Open Science, H1N1, Processing, and the Google Spreadsheet API

Flu Genome Data Visualizer

I’ve recently been working on a project with my friend Jennifer Gardy, whose insights into epidemiology and data modeling led me to build Just Landed. Jennifer is currently working at the BC Centre for Disease Control where, among other things, she’s been looking at data related to swine flu genomics. She came to me with an interesting idea for visualizing data related to historical flu strains, and I thought it might be an interesting project for several reasons. First, I’ve been doing a lot of reading and thinking around the concept of open science and open research, and thought that this project might be a good chance to test out some ideas. Similarly, I am very interested in the chance to use Processing in a scientific context (rather than an artistic one) and I hope this might be a way to introduce my favourite tool to a broader audience. Finally, I hope there is the chance that a good visualization tool might uncover some interesting things about the influenza virus and its nefarious ways.

The project is just getting started, so I don’t have a lot of results to share (a screenshot of the initial stages of the tool is above). But I would like to talk about the approach that I have been taking, and to share some code which might enable similar efforts to happen using Processing & Google Spreadsheets.

Michael Nielson is the author of the most cited physics publication of the last 25 years. He’s also a frequent blogger, writing on such disparate topics as chess & quantum mechanics.  He has written several excellent posts about open science, including this article about the future of science and this one about doing science online. In both articles, he argues that scientists should be utilizing web-based technologies in a much more efficient manner than they have thus far. In doing so, he believes (as do I) that the efficiency of science as a whole can be greatly improved. In his articles, Michael concentrates both on specialized services such as Science Advisor and the physics preprint arXiv, as well as more general web entities like Wikipedia and FriendFeed. I agree that these services and others (specifically, I am going to look at Google Docs) can play a useful role in building working models for open science. I’ll argue as well that open-source ‘programming for the people’ initiatives such as Processing and OpenFrameworks could be useful in fostering collaborative efforts in a scientific context.

For the flu genomics project, we are working with a reasonably large data set – about 38,000 data points. Typically, I would work with this file locally, parsing it with Processing and using it as I see fit. This approach, however, has a couple of failings. First, if the data set changes, I am required to update my file to ensure I am working with the latest version. Likewise, if the data is being worked with by several people, Jennifer would have to send each of us updated versions of the data every time there is a significant change. Both of these concerns can be solved by hosting the data online, and by having anyone working with the data subscribe to a continually updated version. This is very easily managed by a number of ‘cloud-based’ web services – the most convenient and most prevalent being Google Docs – specifically Google Spreadsheets.

Most of us are familiar with using Google Spreadsheets – we can create documents online, and then share them with other people. Spreadsheets can be created, added to, edited and deleted, all the while being available to anyone who is subscribed to the document. What isn’t common knowledge is that Google has released an API  for Spreadsheets – meaning that we can do all of those things (creating, adding, editing, deleting) remotely using a program like Processing. We can manage our Google-hosted databases with the same programs that we are using to process and visualize our data. It also means that multiple people can be working with a central store of data at the same time. In this way, Google Spreadsheets becomes a kind of a publicly-editable database (with a GUI!).

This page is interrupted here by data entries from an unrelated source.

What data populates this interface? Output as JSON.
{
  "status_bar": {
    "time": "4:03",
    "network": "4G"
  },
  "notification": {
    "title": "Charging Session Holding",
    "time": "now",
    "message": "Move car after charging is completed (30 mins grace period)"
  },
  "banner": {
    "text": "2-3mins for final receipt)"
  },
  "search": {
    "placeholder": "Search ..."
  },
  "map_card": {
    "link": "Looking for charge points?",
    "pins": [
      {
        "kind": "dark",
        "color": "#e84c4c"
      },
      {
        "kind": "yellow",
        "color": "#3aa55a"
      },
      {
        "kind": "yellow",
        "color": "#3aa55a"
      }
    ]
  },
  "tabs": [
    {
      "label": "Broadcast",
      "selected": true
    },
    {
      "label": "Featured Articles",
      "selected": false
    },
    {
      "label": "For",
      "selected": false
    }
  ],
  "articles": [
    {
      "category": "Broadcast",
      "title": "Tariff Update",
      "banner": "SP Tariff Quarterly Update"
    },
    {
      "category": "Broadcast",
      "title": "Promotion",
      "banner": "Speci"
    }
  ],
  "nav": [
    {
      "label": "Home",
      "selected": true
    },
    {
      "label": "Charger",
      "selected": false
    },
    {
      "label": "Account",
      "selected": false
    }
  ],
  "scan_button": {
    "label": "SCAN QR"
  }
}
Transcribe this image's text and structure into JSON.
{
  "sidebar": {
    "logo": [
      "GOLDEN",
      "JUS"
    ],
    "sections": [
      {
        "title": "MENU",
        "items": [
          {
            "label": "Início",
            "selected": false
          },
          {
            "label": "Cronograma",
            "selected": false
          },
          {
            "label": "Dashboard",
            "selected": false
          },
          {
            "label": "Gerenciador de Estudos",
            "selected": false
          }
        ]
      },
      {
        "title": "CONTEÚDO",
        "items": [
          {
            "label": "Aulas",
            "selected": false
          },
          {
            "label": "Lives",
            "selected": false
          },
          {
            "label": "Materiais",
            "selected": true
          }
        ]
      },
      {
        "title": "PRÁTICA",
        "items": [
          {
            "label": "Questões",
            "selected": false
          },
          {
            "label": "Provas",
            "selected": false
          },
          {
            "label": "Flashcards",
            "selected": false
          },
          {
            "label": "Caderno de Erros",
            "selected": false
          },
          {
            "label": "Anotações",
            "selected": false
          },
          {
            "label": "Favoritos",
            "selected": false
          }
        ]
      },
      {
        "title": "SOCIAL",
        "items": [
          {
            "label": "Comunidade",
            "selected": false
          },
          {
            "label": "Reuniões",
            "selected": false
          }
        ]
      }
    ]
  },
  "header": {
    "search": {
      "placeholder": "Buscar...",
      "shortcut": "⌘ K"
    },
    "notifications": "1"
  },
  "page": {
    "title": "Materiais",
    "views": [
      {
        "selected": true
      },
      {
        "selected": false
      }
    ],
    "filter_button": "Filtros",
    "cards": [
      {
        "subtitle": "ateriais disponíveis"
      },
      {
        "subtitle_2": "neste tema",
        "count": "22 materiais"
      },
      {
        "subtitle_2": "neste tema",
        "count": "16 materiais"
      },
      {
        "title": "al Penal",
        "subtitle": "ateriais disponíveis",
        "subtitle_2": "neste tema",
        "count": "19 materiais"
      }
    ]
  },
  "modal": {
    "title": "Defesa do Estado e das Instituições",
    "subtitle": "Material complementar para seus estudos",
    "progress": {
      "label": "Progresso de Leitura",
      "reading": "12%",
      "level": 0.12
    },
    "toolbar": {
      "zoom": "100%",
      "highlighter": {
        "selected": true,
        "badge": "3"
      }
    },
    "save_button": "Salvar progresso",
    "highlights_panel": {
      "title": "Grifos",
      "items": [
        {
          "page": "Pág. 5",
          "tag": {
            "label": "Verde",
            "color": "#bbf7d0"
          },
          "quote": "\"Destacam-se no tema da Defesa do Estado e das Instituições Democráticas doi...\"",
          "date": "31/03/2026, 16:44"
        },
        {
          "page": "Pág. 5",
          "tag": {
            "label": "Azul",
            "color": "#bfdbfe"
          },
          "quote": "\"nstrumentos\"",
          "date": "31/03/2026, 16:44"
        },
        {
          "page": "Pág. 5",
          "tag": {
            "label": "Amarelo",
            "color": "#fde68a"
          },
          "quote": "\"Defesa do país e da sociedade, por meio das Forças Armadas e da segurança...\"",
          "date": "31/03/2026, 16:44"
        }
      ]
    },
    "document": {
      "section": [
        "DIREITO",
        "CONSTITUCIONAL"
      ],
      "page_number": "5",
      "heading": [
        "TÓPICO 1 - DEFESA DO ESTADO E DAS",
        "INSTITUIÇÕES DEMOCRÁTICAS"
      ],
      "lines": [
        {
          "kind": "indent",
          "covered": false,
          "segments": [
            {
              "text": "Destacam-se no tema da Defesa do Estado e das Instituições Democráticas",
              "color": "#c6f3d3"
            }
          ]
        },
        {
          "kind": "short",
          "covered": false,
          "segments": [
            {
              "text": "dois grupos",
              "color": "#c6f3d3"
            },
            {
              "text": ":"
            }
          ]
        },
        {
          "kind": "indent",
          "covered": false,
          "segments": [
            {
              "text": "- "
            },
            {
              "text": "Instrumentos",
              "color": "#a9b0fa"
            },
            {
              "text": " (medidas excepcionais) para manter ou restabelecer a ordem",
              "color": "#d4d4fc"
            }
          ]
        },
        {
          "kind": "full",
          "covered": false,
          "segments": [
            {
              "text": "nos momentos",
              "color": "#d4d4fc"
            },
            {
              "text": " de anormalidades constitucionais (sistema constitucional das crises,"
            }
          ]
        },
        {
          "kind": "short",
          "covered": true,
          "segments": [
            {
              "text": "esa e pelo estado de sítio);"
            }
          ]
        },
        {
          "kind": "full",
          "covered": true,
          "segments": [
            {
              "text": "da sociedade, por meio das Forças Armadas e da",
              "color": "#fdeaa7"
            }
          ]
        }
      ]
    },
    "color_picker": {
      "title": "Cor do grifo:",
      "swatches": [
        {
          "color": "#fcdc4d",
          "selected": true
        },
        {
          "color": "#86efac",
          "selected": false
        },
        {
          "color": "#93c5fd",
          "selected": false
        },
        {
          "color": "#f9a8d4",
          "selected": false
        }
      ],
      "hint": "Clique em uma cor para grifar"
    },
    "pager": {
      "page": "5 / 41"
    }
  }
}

Google Spreadsheets have already been put to good use by the Guardian Data Store, where some clever British folks have compiled interesting data like university drop-out rates, MP’s expenses, and even a full list of swine flu cases by country. Using the API, we can access all of the information from our own spreadsheets and from public spreadsheers and use it to do whatever we’d like. The Google Spreadsheets API has some reasonably advanced features that allow you to construct custom tables, and use structured queries to extract specific data from spreadsheets (see the Developer’s Guide), but for now I want to concentrate on doing the simplest possible thing – extracting data from individual table cells. Let’s walk through a quick example using Processing.

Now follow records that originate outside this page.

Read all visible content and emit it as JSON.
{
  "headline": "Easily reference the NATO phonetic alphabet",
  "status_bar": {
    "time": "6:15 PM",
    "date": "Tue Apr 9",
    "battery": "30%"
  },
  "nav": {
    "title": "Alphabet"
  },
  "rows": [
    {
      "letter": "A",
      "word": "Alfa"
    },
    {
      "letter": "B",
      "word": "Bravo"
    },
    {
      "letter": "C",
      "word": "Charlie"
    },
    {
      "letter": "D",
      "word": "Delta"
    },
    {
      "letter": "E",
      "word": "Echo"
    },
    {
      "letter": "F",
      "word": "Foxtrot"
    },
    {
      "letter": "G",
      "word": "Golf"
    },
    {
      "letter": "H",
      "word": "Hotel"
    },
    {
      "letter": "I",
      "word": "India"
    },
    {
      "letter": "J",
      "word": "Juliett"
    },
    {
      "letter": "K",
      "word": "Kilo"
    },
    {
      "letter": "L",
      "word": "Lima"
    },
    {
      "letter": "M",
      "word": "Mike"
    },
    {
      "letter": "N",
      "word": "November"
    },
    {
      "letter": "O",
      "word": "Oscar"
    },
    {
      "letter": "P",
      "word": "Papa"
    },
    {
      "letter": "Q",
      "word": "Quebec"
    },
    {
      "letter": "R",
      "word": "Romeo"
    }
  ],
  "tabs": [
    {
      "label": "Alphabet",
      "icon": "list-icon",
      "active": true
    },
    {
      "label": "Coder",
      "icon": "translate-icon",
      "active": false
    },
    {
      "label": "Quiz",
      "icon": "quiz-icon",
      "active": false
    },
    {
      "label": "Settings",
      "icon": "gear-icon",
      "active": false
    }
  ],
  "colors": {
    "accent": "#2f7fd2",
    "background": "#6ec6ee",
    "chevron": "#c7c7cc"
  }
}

I’ve created an empty sketch, which you can download here. This sketch includes all of the .jar files that we need to get started with the Spreadsheet API, saving you the trouble of having to import them yourself (the Java Client Library for the Google Data APIs is here – note that the most recent versions are compiled in Java 1.6 and aren’t compatible with the latest version of Processing). I’ve also wrapped up some very basic functionality into a class called SimpleSpreadsheetManager – have a look at the code in that tab if you want to get a better idea of how the guts of this example function. For now, I’ll just show you how to use the pre-built Class to access spreadsheet data.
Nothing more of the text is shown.